"John Maddock" <john@johnmaddock.co.uk> wrote in message
Interesting: funnily enough I've just started experimenting with Unicode support for Boost.Regex (based initially on top of ICU, but it could equally sit on top of Boost.Unicode or whatever). The first thing I had to do was write a bunch of iterators for interconverting between encoding forms (I needed Bidirectional Iterators which code conversion facets don't/can't provide). So I guess we're all on a similar page here, can your encoding converters proved efficient iterator-based interconversion?
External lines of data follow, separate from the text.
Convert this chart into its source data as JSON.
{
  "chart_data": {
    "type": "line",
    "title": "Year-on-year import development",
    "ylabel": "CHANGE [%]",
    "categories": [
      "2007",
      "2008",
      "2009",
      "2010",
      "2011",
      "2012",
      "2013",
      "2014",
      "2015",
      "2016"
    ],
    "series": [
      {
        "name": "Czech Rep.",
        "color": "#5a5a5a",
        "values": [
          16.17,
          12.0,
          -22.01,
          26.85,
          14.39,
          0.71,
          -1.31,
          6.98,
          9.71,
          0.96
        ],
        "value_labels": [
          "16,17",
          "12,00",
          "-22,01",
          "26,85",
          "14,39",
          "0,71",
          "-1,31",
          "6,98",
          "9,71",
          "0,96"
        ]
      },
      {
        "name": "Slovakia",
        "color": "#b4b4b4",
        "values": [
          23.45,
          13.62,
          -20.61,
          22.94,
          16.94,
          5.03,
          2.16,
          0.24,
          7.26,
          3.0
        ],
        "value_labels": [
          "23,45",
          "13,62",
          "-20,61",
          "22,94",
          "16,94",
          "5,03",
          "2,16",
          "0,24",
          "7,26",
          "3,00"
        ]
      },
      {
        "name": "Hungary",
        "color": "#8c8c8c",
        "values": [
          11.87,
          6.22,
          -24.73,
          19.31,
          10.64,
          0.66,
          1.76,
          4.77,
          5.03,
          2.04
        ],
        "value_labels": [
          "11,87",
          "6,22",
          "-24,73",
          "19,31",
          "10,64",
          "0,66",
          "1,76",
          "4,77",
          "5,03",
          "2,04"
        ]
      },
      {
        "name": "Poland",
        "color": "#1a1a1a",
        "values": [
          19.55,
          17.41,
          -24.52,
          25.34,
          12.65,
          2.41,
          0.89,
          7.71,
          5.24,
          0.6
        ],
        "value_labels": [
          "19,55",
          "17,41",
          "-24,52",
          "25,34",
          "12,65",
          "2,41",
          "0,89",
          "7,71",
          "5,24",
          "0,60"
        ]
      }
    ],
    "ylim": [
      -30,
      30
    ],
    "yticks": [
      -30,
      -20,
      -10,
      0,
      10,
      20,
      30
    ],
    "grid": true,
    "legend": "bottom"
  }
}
Well.. "efficient" is probably not the word I would use ;), yet that is. The way it is implemented right now, the value_type of a encoded_string iterator of any encoding is 32bit. (A unicode code-point.) So when iterating over any encoding, the external interface always looks as a vector of code points. Consequently you can use iterators from one string (UTF-8) to initialize another string (UTF-16) and the conversion between the two encodings would happen automatically. I'm guessing this is something similar to what you have. I also have a rather hackish implementation that can provide non-const (assignable) code point iterators on any encoding. This involves a lot of trickery with iterators changing the size the container they are iterating over, and proxy classes as a reference_type in the iterator. (something that is not allowed (yet) in standard C++, but is in boost) As you can imagine, this implementation is everything but efficient. Kinda neat though! ;)